China’s Foreign Investment Catalogue reflects the approach being taken to encourage investment in environmentally-friendly and high-tech projects. These include the construction and operation of renewable water plants, research and development, the manufacture of new light-weight and environment -friendly materials for aviation and aerospace use, and gear transmission manufacturing for use in wind power.

New Zealand companies operating in the environmental space and with high tech capabilities have a great opportunity to expand.

Along with benefits such as tax holidays in China, other benefits will flow from structuring the investments to qualify for the New Zealand tax exemptions via the active business exemptions for Controlled Foreign Companies.

Most NZ businesses seeking to tap into Chinese renewable energy and environmental protection projects must operate through a wholly-owned foreign entity rather than using a representative office.  The rules for representative offices have recently been updated and their use is now limited.

By planning ahead and using the right structure, foreign investors can reap benefits from the Chinese government’s new tax incentives for the renewable energy sector.

Some sectors will qualify for a 15% corporate tax rate while others are eligible for a three year tax holiday and a 50% reduction for the following three years.  Others may also qualify for a 100% refund of VAT.

The 15% rate is offered for qualified, advanced and new technology enterprise. Applicable sectors include solar energy, wind energy, biomaterial energy and geothermal energy.

Revenues earned from certain projects, including hydrofluorocarbons, perfluorocarbons, and nitrous oxide projects, are eligible for a three-year exemption tax holiday and a 50% reduction in the following three years.

Further incentives are available to attract technologies and encourage investment in environmental protection and remediation projects.

A three-year tax exemption is available, along with another  50% reduction for the following three years, for income derived from qualified environmental protection and energy or water conservation projects. Applicable fields include biomaterial energy, synergistic development and utilisation of methane, and technological innovation in energy conservation and emission.

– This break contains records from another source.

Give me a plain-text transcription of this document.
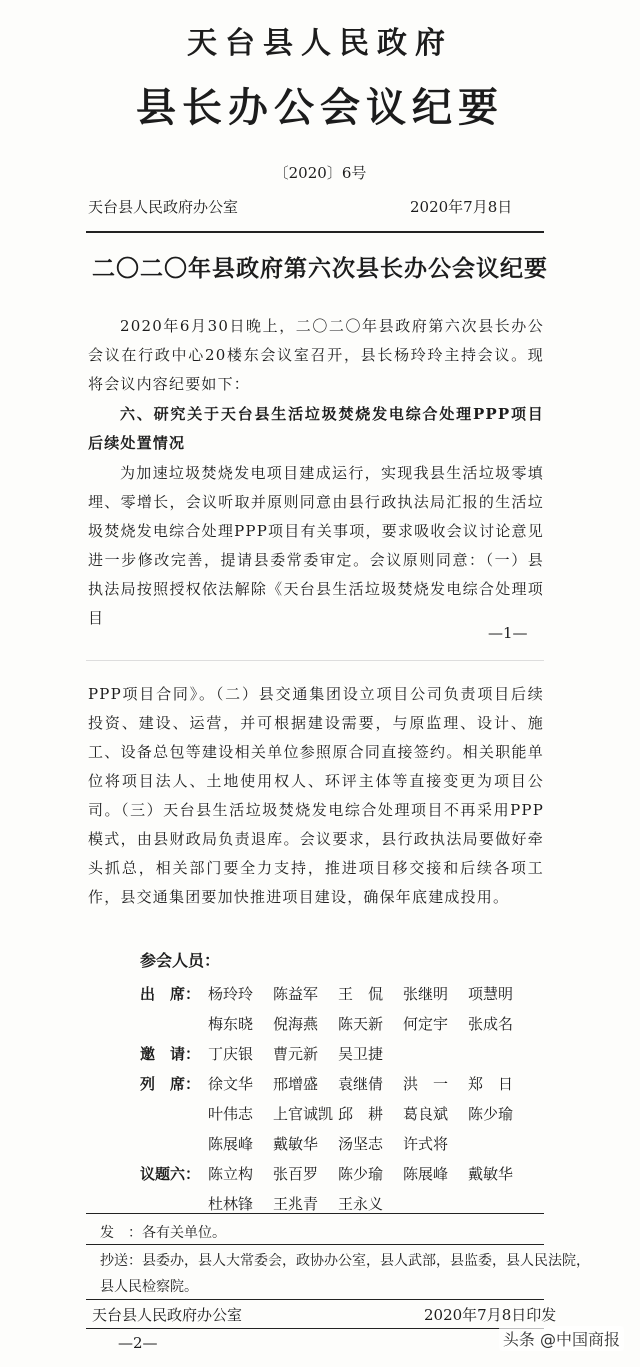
天台县人民政府
县长办公会议纪要
〔2020〕6号
天台县人民政府办公室	2020年7月8日
二〇二〇年县政府第六次县长办公会议纪要

2020年6月30日晚上，二〇二〇年县政府第六次县长办公会议在行政中心20楼东会议室召开，县长杨玲玲主持会议。现将会议内容纪要如下：

六、研究关于天台县生活垃圾焚烧发电综合处理PPP项目后续处置情况

为加速垃圾焚烧发电项目建成运行，实现我县生活垃圾零填埋、零增长，会议听取并原则同意由县行政执法局汇报的生活垃圾焚烧发电综合处理PPP项目有关事项，要求吸收会议讨论意见进一步修改完善，提请县委常委审定。会议原则同意：（一）县执法局按照授权依法解除《天台县生活垃圾焚烧发电综合处理项目

—1—

PPP项目合同》。（二）县交通集团设立项目公司负责项目后续投资、建设、运营，并可根据建设需要，与原监理、设计、施工、设备总包等建设相关单位参照原合同直接签约。相关职能单位将项目法人、土地使用权人、环评主体等直接变更为项目公司。（三）天台县生活垃圾焚烧发电综合处理项目不再采用PPP模式，由县财政局负责退库。会议要求，县行政执法局要做好牵头抓总，相关部门要全力支持，推进项目移交接和后续各项工作，县交通集团要加快推进项目建设，确保年底建成投用。

参会人员：
出　席： 杨玲玲	陈益军	王　侃	张继明	项慧明
梅东晓	倪海燕	陈天新	何定宇	张成名
邀　请： 丁庆银	曹元新	吴卫捷
列　席： 徐文华	邢增盛	袁继倩	洪　一	郑　日
叶伟志	上官诚凯 邱　耕	葛良斌	陈少瑜
陈展峰	戴敏华	汤坚志	许式将
议题六： 陈立构	张百罗	陈少瑜	陈展峰	戴敏华
杜林锋	王兆青	王永义
发　：各有关单位。
抄送：县委办，县人大常委会，政协办公室，县人武部，县监委，县人民法院，
县人民检察院。
天台县人民政府办公室	2020年7月8日印发
—2—	头条 @中国商报
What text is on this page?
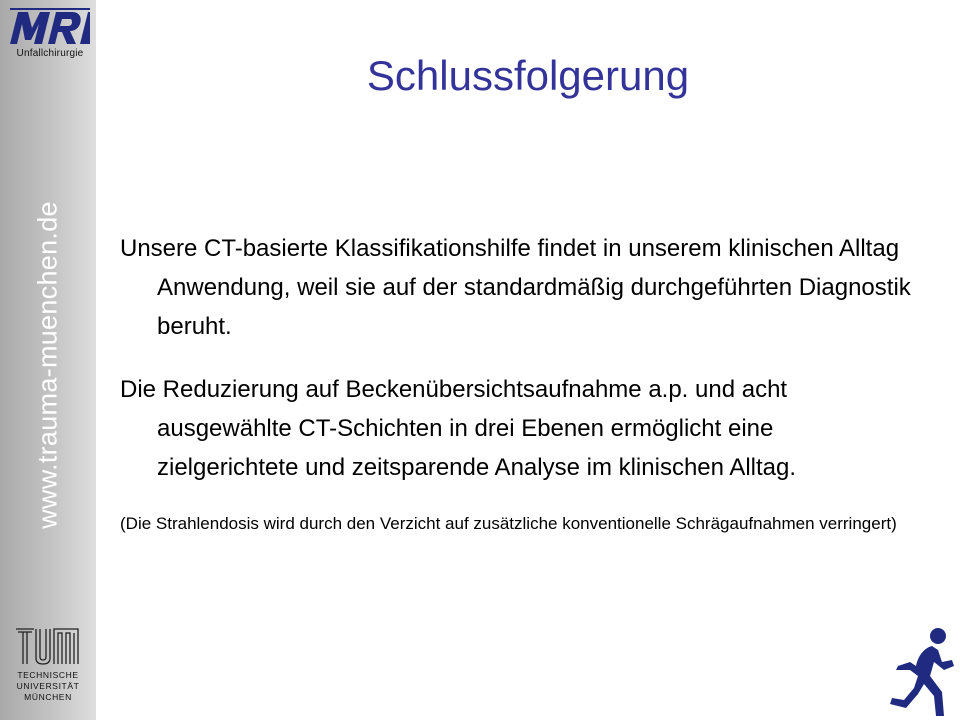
Unfallchirurgie
www.trauma-muenchen.de
TECHNISCHE
UNIVERSITÄT
MÜNCHEN
Schlussfolgerung

Unsere CT-basierte Klassifikationshilfe findet in unserem klinischen Alltag Anwendung, weil sie auf der standardmäßig durchgeführten Diagnostik beruht.

Die Reduzierung auf Beckenübersichtsaufnahme a.p. und acht ausgewählte CT-Schichten in drei Ebenen ermöglicht eine zielgerichtete und zeitsparende Analyse im klinischen Alltag.

(Die Strahlendosis wird durch den Verzicht auf zusätzliche konventionelle Schrägaufnahmen verringert)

Other tax relief is available to eligible green companies. For example, a 100% refund of VAT is paid on the sale of biodiesel oil generated from using abandoned animal fat and vegetable oil. VAT paid on the sale of goods produced from recycled materials or waste residuals is refundable. Sewage treatment services are VAT-exempt.

The catalogue includes significant changes to encourage investment in emerging industries which promote more value-added and technology-based sectors, while discourage investment in project which could lead to environmental degradation or sectors where sufficient foreign investments already exist.

If New Zealand businesses establish a wholly-owned foreign company in China that is conducting an active business, they can qualify for tax exemptions in New Zealand.

Previously it was self- defeating to have a tax exemption offshore only to have the New Zealand tax net remove any benefits businesses were getting. Changes to our controlled foreign company rules mean this income is not only able to be earned in China tax- free but can  also be repatriated to New Zealand without any further taxes, providing it is paid to a New Zealand company (or similar entity).

There is still the challenge of not having the imputation credits to pay this money out to individual shareholders but the new rules are a huge improvement. New Zealand business can now afford to be competitive in offshore markets.

  • Joanna Doolan is the partner in charge of the Ernst Young New Zealand China Overseas investment network. Florence Wong is the Ernst & Young leader of the group.